片頭痛や、緊張型頭痛の方が頭痛薬を連用すると、薬の使いすぎによる頭痛を起こしてしまうことがあります。痛みへの不安から多めに飲んだり、早めに飲んだり、予防的に飲んだりするとそのリスクも高まってしまいます。これまで市販薬でうまく頭痛と付き合えていた方でも、違和感を感じたら是非一度相談してみましょう。

※出典:日本頭痛学会「薬剤の使用過多による頭痛

寝不足だと頭痛のほかにどんな症状が出る?

寝不足では、頭痛のほかにも日中の眠気や倦怠感、集中力の低下が起こります。作業中のミスが増えたり、気分が不安定になったりすることもあるでしょう。

めまい、吐き気、首こりや肩こりを伴う場合もあります。ただし、これらは寝不足以外でも起こる症状です。強い症状や長引く不調は自己判断せず、医療機関で原因を確認してください。

 

まとめ:寝不足の頭痛はタイプに合った対処と睡眠習慣で防ごう

寝不足をきっかけに起こる頭痛には、片頭痛と緊張型頭痛があります。片頭痛は暗く静かな場所で休み、痛む部分を冷やします。

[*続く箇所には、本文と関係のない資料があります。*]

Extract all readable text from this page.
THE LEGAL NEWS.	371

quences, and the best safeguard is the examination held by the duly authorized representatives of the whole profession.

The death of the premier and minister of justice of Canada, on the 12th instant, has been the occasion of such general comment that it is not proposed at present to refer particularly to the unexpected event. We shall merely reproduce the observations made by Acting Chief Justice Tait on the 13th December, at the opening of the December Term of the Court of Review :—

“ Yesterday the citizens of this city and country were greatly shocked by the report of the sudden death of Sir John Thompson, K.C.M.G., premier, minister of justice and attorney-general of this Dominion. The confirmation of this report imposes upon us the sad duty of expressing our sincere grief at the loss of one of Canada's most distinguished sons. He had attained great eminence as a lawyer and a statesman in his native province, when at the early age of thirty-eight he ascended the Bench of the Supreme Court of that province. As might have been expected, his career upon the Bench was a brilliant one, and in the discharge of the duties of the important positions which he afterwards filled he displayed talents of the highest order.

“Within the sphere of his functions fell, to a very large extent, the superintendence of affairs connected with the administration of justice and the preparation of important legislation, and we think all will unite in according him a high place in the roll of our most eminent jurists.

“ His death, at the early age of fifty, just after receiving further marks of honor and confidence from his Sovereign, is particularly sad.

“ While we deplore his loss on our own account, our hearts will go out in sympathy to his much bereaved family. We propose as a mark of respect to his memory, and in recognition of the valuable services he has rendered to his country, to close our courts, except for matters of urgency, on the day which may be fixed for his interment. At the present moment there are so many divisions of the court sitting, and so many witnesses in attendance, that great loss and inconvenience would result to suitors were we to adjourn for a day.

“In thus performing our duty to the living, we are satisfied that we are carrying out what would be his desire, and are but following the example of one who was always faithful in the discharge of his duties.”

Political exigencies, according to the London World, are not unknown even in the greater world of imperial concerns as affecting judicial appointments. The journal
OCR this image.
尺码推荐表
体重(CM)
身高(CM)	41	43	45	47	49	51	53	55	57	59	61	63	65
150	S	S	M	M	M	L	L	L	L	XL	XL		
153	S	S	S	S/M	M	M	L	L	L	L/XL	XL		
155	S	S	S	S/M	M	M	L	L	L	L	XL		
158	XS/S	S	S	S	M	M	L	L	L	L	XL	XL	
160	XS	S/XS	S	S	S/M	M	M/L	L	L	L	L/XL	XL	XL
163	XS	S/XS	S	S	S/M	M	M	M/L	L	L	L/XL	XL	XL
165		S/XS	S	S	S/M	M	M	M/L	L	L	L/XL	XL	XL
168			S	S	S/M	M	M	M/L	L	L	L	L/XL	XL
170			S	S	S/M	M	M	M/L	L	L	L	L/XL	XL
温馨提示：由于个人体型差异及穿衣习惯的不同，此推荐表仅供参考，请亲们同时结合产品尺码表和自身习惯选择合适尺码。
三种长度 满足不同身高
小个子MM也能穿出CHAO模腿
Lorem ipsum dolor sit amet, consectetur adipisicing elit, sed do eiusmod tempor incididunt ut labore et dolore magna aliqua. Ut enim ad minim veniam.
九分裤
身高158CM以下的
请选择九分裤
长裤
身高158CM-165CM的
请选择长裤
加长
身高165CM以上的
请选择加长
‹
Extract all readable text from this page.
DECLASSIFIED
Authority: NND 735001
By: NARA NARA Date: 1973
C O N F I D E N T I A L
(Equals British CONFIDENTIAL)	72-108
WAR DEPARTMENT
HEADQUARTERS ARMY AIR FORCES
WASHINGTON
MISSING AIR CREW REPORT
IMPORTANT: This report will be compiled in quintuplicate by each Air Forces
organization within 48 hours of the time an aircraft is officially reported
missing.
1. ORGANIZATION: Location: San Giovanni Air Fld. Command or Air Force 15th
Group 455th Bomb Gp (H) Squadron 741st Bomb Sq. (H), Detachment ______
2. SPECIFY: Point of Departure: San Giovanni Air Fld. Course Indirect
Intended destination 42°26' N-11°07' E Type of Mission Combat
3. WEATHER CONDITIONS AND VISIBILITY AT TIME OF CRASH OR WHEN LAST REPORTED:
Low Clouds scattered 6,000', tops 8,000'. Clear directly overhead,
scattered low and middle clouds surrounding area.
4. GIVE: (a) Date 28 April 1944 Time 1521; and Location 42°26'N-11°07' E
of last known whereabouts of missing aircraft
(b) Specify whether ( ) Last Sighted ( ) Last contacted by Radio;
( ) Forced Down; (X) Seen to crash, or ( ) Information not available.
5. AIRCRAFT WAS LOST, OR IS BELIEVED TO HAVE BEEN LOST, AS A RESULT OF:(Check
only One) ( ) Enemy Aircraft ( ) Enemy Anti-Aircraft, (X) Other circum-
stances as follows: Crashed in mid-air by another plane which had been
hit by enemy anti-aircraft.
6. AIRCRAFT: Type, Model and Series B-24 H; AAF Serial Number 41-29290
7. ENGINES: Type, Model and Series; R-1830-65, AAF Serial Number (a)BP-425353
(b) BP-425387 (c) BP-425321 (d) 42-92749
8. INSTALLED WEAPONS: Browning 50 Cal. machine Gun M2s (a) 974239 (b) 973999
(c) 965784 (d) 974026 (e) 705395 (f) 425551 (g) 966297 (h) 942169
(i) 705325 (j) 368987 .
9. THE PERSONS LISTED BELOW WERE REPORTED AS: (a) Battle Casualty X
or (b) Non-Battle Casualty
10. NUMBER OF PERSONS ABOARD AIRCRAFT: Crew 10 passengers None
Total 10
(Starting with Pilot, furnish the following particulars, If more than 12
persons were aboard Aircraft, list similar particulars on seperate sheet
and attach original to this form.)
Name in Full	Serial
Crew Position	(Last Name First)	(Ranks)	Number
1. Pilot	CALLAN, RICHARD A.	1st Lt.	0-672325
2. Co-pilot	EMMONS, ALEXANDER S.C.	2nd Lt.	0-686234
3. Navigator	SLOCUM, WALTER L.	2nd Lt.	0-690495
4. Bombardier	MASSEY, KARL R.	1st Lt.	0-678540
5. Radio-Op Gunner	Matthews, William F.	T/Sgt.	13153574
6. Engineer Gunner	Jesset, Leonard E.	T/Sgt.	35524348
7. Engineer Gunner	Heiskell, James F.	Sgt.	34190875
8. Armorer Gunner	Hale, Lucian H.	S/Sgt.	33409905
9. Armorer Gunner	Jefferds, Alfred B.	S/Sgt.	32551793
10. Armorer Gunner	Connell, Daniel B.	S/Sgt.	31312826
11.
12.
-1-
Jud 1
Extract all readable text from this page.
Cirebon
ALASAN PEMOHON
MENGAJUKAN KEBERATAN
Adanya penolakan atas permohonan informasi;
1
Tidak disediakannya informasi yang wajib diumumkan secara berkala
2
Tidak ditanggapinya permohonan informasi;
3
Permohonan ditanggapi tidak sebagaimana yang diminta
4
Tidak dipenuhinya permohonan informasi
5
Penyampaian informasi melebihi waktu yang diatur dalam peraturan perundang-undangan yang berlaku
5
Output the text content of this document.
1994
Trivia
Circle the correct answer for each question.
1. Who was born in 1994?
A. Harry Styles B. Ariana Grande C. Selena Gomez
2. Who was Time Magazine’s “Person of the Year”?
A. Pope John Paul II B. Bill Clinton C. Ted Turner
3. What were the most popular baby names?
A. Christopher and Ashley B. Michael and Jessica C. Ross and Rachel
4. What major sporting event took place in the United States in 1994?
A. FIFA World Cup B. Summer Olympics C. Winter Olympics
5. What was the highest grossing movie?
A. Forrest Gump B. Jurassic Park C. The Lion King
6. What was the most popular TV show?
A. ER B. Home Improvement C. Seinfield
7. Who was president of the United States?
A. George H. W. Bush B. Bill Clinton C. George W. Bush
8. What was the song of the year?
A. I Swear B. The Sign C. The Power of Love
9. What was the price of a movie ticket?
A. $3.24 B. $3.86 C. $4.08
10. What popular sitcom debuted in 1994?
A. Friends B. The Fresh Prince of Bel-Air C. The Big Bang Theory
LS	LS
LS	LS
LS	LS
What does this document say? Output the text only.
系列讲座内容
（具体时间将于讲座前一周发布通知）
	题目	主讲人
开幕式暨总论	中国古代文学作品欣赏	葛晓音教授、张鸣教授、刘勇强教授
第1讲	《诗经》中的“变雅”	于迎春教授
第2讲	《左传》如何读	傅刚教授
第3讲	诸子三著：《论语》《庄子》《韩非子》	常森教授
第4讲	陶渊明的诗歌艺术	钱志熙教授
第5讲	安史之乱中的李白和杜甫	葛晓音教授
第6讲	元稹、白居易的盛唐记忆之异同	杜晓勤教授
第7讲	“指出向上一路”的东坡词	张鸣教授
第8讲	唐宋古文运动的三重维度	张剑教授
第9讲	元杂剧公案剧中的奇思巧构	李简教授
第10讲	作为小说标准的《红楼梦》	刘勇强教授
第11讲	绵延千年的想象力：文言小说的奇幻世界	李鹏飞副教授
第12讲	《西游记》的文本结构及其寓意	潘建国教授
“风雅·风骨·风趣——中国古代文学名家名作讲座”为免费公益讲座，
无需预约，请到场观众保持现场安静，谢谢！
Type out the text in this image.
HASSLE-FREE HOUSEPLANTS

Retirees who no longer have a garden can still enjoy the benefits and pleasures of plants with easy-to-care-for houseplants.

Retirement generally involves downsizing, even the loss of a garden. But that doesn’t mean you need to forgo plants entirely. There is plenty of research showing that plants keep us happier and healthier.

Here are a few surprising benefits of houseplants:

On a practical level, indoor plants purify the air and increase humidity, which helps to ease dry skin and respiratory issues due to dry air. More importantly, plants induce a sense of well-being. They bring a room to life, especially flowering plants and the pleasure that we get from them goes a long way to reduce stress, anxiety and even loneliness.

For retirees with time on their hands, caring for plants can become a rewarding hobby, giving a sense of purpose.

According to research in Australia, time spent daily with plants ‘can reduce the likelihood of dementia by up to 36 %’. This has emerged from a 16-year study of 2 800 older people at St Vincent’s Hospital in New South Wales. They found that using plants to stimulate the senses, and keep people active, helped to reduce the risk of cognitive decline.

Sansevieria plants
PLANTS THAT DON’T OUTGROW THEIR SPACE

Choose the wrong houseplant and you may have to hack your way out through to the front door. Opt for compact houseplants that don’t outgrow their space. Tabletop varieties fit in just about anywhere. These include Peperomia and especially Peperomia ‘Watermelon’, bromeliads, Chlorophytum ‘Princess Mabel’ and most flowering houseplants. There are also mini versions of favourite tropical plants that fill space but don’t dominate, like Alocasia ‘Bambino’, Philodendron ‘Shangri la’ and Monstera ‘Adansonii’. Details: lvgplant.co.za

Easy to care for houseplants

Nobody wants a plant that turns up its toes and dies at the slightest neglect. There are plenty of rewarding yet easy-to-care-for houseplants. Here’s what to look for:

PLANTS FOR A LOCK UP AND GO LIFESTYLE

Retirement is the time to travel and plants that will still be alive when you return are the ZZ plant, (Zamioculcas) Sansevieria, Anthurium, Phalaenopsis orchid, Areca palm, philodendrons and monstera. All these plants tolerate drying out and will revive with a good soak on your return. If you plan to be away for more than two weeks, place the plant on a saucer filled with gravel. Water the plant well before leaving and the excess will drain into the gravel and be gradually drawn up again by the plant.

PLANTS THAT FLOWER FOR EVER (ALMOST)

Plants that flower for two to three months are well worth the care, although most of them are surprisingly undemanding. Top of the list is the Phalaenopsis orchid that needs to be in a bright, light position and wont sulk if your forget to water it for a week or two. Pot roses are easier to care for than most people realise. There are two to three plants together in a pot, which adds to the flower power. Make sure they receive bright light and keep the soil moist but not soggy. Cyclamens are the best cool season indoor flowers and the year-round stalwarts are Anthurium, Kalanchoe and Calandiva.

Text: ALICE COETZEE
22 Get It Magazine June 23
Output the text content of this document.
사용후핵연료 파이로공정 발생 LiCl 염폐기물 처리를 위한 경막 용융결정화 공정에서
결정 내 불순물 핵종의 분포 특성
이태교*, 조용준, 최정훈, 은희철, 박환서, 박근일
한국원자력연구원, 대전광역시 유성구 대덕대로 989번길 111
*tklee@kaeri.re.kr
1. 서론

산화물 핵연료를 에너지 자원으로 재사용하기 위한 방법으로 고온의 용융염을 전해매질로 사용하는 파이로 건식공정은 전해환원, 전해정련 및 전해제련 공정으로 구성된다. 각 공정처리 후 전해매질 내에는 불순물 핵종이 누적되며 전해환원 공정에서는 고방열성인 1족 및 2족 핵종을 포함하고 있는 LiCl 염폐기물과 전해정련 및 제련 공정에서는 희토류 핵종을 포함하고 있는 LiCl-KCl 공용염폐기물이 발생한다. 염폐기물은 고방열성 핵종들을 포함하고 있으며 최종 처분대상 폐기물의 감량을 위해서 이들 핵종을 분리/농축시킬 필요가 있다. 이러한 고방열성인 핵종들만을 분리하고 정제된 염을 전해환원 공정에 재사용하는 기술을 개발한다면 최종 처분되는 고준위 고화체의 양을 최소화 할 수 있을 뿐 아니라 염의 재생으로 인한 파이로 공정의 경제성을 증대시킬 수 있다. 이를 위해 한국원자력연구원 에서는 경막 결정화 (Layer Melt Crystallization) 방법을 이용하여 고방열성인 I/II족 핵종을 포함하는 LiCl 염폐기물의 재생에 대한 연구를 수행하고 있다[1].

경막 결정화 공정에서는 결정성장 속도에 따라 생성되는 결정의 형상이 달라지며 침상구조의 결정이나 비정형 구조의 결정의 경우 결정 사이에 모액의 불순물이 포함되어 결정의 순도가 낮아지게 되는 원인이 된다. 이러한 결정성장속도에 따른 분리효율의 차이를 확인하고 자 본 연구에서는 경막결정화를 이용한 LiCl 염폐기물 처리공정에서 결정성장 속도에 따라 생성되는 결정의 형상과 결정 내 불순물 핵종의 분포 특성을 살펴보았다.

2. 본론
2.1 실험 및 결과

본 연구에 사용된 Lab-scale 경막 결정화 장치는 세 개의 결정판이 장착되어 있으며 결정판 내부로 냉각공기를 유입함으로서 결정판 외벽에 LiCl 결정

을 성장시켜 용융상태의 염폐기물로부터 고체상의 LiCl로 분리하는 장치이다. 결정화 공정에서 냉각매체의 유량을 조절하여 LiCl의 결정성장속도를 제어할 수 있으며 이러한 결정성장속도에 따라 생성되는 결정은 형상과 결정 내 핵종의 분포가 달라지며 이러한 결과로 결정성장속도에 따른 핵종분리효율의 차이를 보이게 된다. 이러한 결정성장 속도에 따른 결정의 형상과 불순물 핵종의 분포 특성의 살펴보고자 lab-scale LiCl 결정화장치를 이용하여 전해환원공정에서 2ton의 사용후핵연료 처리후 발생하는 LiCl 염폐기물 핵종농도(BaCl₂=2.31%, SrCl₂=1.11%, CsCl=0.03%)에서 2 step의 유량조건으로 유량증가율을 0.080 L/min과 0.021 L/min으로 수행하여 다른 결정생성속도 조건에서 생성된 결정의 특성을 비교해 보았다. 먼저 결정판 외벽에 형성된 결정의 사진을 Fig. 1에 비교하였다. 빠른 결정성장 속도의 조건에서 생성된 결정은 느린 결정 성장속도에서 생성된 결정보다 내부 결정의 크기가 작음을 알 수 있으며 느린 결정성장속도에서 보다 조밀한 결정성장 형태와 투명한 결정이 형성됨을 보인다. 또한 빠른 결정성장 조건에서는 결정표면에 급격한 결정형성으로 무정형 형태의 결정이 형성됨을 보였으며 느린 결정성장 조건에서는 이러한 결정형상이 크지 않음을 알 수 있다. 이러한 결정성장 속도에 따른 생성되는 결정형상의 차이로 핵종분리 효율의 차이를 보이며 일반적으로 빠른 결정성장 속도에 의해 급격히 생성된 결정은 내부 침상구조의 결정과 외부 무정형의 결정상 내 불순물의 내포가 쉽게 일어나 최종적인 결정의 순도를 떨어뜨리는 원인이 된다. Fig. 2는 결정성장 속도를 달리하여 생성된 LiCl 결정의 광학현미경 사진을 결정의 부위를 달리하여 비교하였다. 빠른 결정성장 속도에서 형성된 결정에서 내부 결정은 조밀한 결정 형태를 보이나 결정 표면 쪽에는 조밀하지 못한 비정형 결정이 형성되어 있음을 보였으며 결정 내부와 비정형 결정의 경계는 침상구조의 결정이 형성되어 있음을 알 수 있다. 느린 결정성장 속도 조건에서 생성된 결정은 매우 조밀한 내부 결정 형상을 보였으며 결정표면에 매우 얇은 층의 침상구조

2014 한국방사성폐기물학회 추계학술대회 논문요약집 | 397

緊張型頭痛は首肩を温め、痛みのない範囲で軽く動かします。

予防には、次の習慣を取り入れます。

  • 自分に必要な睡眠時間を確保する
  • 起床時刻を大きくずらさない
  • 光や温度などの寝室環境を整える
  • 体格と寝姿勢に合う寝具を選ぶ
  • 就寝前のスマホやカフェインを控える

突然の激痛や手足の麻痺、意識の変化があれば、速やかに医療機関を受診してください。